For many people, the federal home sale gain exclusion is the single most valuable tax break available. But if you're getting divorced and selling a home, you may need to plan ahead to take advantage of the tax break. We'll explain why, but first, here's a little background information.
If you're unmarried, you can potentially sell a principal residence for a profit of up to $250,000 without owing any federal tax to the U.S. Treasury. If you're married and file jointly for the year of sale, you can potentially exclude up to $500,000 of gain. To qualify, you generally must pass both of the following tests:
To be eligible for the $500,000 joint-filer exclusion, at least one spouse must pass the ownership test and both spouses must pass the use test.
If you excluded a gain from an earlier principal residence sale under these rules, you generally must wait at least two years before taking advantage of the tax break again. The $500,000 joint filer exclusion is only available when both spouses have not claimed an exclusion for an earlier sale within two years of the sale date in question.
Of course, home sales often occur in divorce situations and the cash from this tax break can come in handy.
Here's how the preceding qualification rules affect homeowners getting a divorce and selling a home. Let's say a soon-to-be-divorced couple sells their principal residence. Assume they are still legally married as of the end of the year of sale because their divorce is not yet final. In this scenario, the splitting couple can shelter up to $500,000 of home sale profit in two different ways:
First, the couple could file a joint return for the year of sale. Provided they meet the basic home sale gain exclusion timing requirements, they can claim the maximum $500,000 exclusion on their joint return.
Alternatively, the couple could file separate returns for the year of sale, using married filing separate status. Assuming the home is owned jointly as community property, each spouse can then exclude up to $250,000 of worth of gain on his or her separate return. To qualify for two separate $250,000 exclusions, the spouses must each meet the ownership test for their shares of the property and meet the use test. In most cases, the preceding favorable rules allow a divorcing couple to convert their home equity into federal-income-tax-free cash. The parties can generally divide up that cash any way they choose without any further federal tax consequences and go their separate ways.

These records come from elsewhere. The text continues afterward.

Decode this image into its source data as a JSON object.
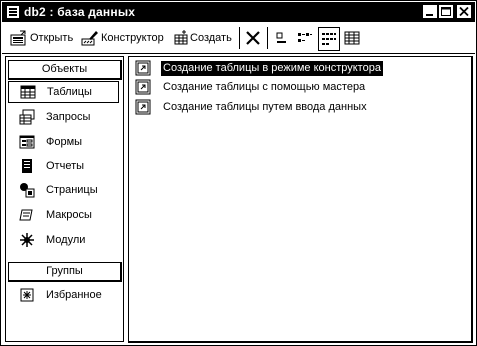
{
  "window": {
    "title": "db2 : база данных"
  },
  "toolbar": {
    "open_label": "Открыть",
    "design_label": "Конструктор",
    "create_label": "Создать"
  },
  "left_pane": {
    "objects_header": "Объекты",
    "objects": [
      {
        "label": "Таблицы",
        "icon": "table-icon",
        "selected": true
      },
      {
        "label": "Запросы",
        "icon": "query-icon"
      },
      {
        "label": "Формы",
        "icon": "form-icon"
      },
      {
        "label": "Отчеты",
        "icon": "report-icon"
      },
      {
        "label": "Страницы",
        "icon": "page-icon"
      },
      {
        "label": "Макросы",
        "icon": "macro-icon"
      },
      {
        "label": "Модули",
        "icon": "module-icon"
      }
    ],
    "groups_header": "Группы",
    "groups": [
      {
        "label": "Избранное",
        "icon": "favorites-icon"
      }
    ]
  },
  "right_pane": {
    "items": [
      {
        "label": "Создание таблицы в режиме конструктора",
        "selected": true
      },
      {
        "label": "Создание таблицы с помощью мастера"
      },
      {
        "label": "Создание таблицы путем ввода данных"
      }
    ]
  }
}
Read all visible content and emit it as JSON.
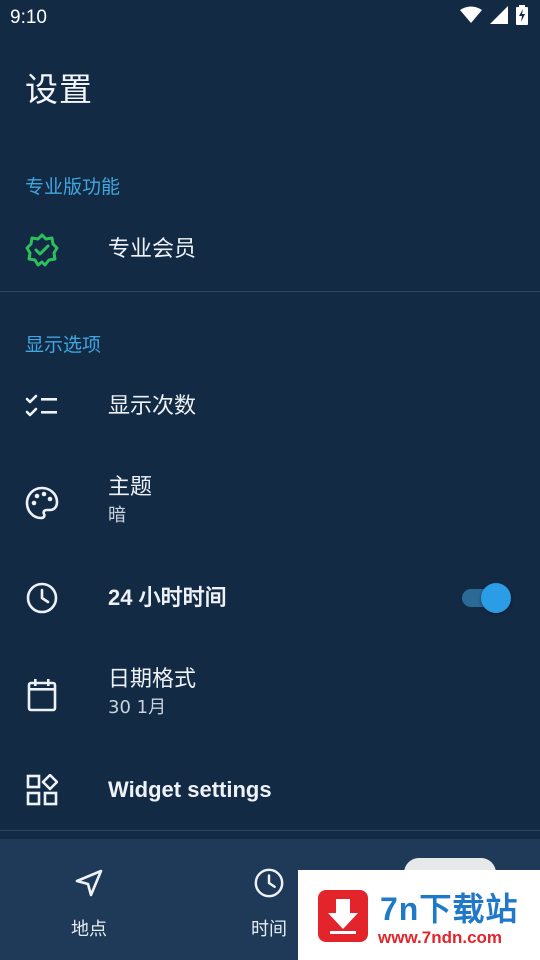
{
  "status_bar": {
    "time": "9:10"
  },
  "page": {
    "title": "设置"
  },
  "sections": {
    "pro": {
      "header": "专业版功能",
      "member_label": "专业会员"
    },
    "display": {
      "header": "显示选项",
      "show_count_label": "显示次数",
      "theme_label": "主题",
      "theme_value": "暗",
      "time24_label": "24 小时时间",
      "time24_enabled": true,
      "date_format_label": "日期格式",
      "date_format_value": "30 1月",
      "widget_settings_label": "Widget settings"
    }
  },
  "bottom_nav": {
    "items": [
      {
        "label": "地点",
        "icon": "navigation-arrow-icon"
      },
      {
        "label": "时间",
        "icon": "clock-icon"
      }
    ]
  },
  "watermark": {
    "title": "7n下载站",
    "url": "www.7ndn.com"
  },
  "colors": {
    "background": "#132a45",
    "accent": "#3fa6df",
    "toggle_on": "#2a9de6",
    "verified_green": "#2dbf5a"
  }
}
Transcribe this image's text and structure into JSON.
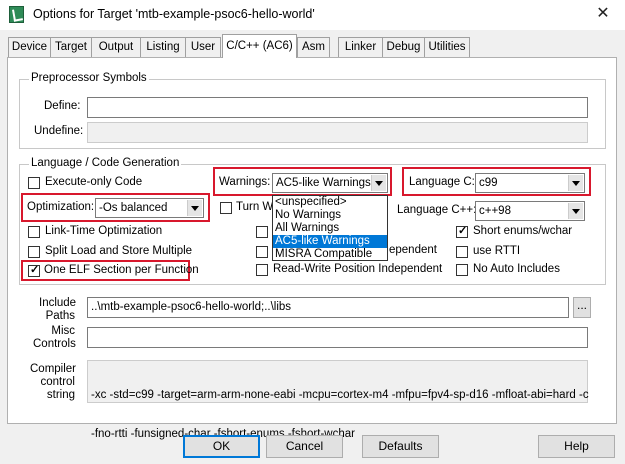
{
  "window": {
    "title": "Options for Target 'mtb-example-psoc6-hello-world'",
    "close_glyph": "✕"
  },
  "tabs": [
    {
      "label": "Device"
    },
    {
      "label": "Target"
    },
    {
      "label": "Output"
    },
    {
      "label": "Listing"
    },
    {
      "label": "User"
    },
    {
      "label": "C/C++ (AC6)"
    },
    {
      "label": "Asm"
    },
    {
      "label": "Linker"
    },
    {
      "label": "Debug"
    },
    {
      "label": "Utilities"
    }
  ],
  "active_tab": "C/C++ (AC6)",
  "preprocessor": {
    "group_label": "Preprocessor Symbols",
    "define_label": "Define:",
    "define_value": "",
    "undefine_label": "Undefine:",
    "undefine_value": ""
  },
  "language": {
    "group_label": "Language / Code Generation",
    "execute_only": {
      "label": "Execute-only Code",
      "checked": false
    },
    "optimization_label": "Optimization:",
    "optimization_value": "-Os balanced",
    "warnings_label": "Warnings:",
    "warnings_value": "AC5-like Warnings",
    "warnings_options": [
      "<unspecified>",
      "No Warnings",
      "All Warnings",
      "AC5-like Warnings",
      "MISRA Compatible"
    ],
    "warnings_selected": "AC5-like Warnings",
    "turn_warnings": {
      "label": "Turn Wa",
      "checked": false
    },
    "lang_c_label": "Language C:",
    "lang_c_value": "c99",
    "lang_cpp_label": "Language C++:",
    "lang_cpp_value": "c++98",
    "link_time": {
      "label": "Link-Time Optimization",
      "checked": false
    },
    "split_load": {
      "label": "Split Load and Store Multiple",
      "checked": false
    },
    "one_elf": {
      "label": "One ELF Section per Function",
      "checked": true
    },
    "ro_pi_tail": {
      "label": "ependent",
      "checked": false
    },
    "rw_pi": {
      "label": "Read-Write Position Independent",
      "checked": false
    },
    "short_enums": {
      "label": "Short enums/wchar",
      "checked": true
    },
    "use_rtti": {
      "label": "use RTTI",
      "checked": false
    },
    "no_auto_includes": {
      "label": "No Auto Includes",
      "checked": false
    }
  },
  "include_paths": {
    "label_line1": "Include",
    "label_line2": "Paths",
    "value": "..\\mtb-example-psoc6-hello-world;..\\libs",
    "browse_label": "..."
  },
  "misc_controls": {
    "label_line1": "Misc",
    "label_line2": "Controls",
    "value": ""
  },
  "compiler_control": {
    "label_line1": "Compiler",
    "label_line2": "control",
    "label_line3": "string",
    "line1": "-xc -std=c99 -target=arm-arm-none-eabi -mcpu=cortex-m4 -mfpu=fpv4-sp-d16 -mfloat-abi=hard -c",
    "line2": "-fno-rtti -funsigned-char -fshort-enums -fshort-wchar"
  },
  "buttons": {
    "ok": "OK",
    "cancel": "Cancel",
    "defaults": "Defaults",
    "help": "Help"
  },
  "colors": {
    "highlight": "#d8182d",
    "selection": "#0078d7"
  }
}
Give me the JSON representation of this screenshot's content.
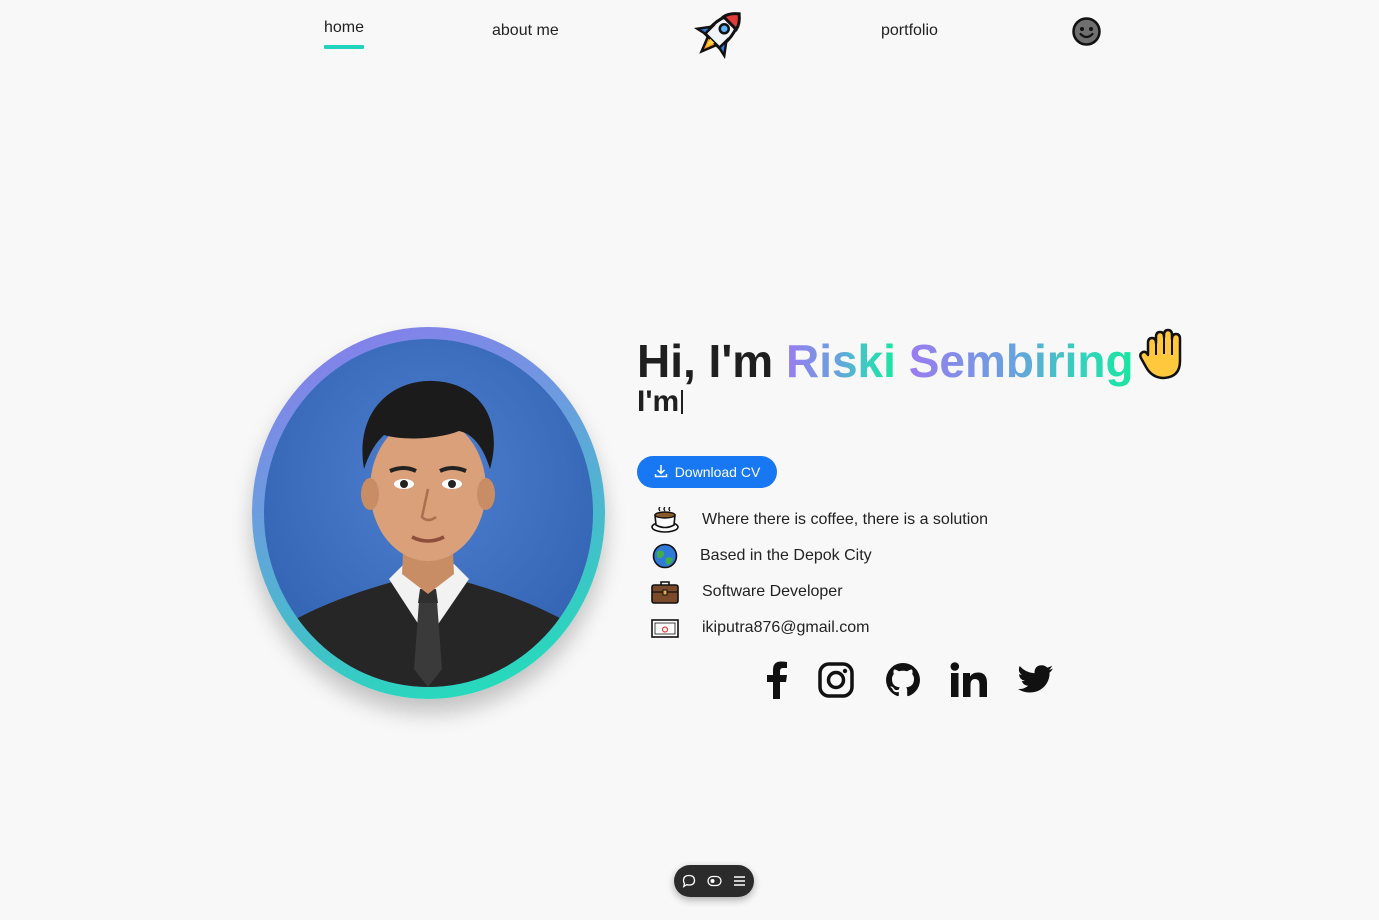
{
  "nav": {
    "home": "home",
    "about": "about me",
    "portfolio": "portfolio",
    "logo_icon": "rocket-icon",
    "theme_icon": "smiley-theme-toggle-icon",
    "active_color": "#22d3c0"
  },
  "hero": {
    "greeting": "Hi, I'm ",
    "first_name": "Riski",
    "last_name": "Sembiring",
    "typed_text": "I'm",
    "wave_icon": "waving-hand-icon",
    "gradient_colors": [
      "#9a7cf0",
      "#19e6a0"
    ]
  },
  "download": {
    "label": "Download CV",
    "icon": "download-icon",
    "color": "#1877f2"
  },
  "info": [
    {
      "icon": "coffee-icon",
      "text": "Where there is coffee, there is a solution"
    },
    {
      "icon": "globe-icon",
      "text": "Based in the Depok City"
    },
    {
      "icon": "briefcase-icon",
      "text": "Software Developer"
    },
    {
      "icon": "envelope-icon",
      "text": "ikiputra876@gmail.com"
    }
  ],
  "socials": [
    "facebook-icon",
    "instagram-icon",
    "github-icon",
    "linkedin-icon",
    "twitter-icon"
  ],
  "toolbar": [
    "comment-icon",
    "toggle-icon",
    "menu-icon"
  ]
}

When a couple is divorced as of the end of the year their principal residence is sold, the tax law considers them divorced for the entire year. Therefore, they are unable to file jointly for the year of sale. Of course, the same is true when the sale occurs after the year of divorce.
Let's say you wind up with sole ownership of the residence, which was formerly owned by your ex-spouse. In this case, you are allowed to count your former spouse's period of ownership for purposes of passing the two-out-of-five-years ownership test when you eventually sell the property. Your maximum gain exclusion will be $250,000, because you are now single. However, if you remarry and live in the home with a new spouse for at least two years before selling, you can qualify for the larger $500,000 joint return exclusion.
Now let's say you end up owning some percentage of the home, while your ex-spouse owns the rest. When the home is later sold, both you and your ex-spouse can exclude $250,000 of your respective shares of the gain, provided that you each meet the ownership and use tests.
When a home is sold soon after a divorce, both ex-spouses typically qualify for separate $250,000 exclusions. However, when the property remains unsold for some time, the ex-spouse who no longer resides there will eventually fail the two-out-of-five-year use test and become ineligible for the gain exclusion privilege — unless certain steps are taken.
In many cases, the ex-spouses continue to co-own a former marital home for a long period after the divorce. Obviously, however, only one ex-spouse continues to live in the home. The problem: After three years of being out of the house, the "non-resident ex-spouse" will fail the two-out-of-five-year use test. That means when the home is finally sold, that person's share of the gain will be fully taxable. However, this undesirable outcome can be easily prevented with some advance planning.
Specifically, the divorce papers should stipulate that, as a condition of the divorce agreement, one ex-spouse is allowed to continue occupying the home for an agreed-upon period of time (for example, until the kids reach a certain age). At that point, the home can either be put up for sale with the proceeds split according to the divorce property settlement, or one spouse can buy out the other's share for its current fair market value.
This arrangement allows the nonresident ex-spouse to receive "credit" for the other party's continued use of the property as a principal residence. So when the home is finally sold, the non-resident ex-spouse still passes the use test and thereby qualifies for the $250,000 gain exclusion privilege.
The same strategy works if you are the non-resident ex-spouse and wind up with complete ownership of the home, while your ex-spouse continues to live there. Making your ex-spouse's continued residence in the home a condition of the divorce agreement ensures that you (the non-resident ex-spouse) will qualify for the $250,000 gain exclusion when the home is eventually sold.
Conclusion: Getting divorced involves enough financial stress without incurring needless tax liabilities. With proper planning, you can preserve your right to take advantage of the tax-saving home sale gain exclusion privilege.
Q. If I take the exclusion of capital gain tax on the sale of my home this year, can I also take the exclusion again if I sell another home in the future?
A. Yes. With the exception of the two-year waiting period, there is no limit on the number of times you can exclude the gain on the sale of a principal residence, as long as you meet the ownership and use tests.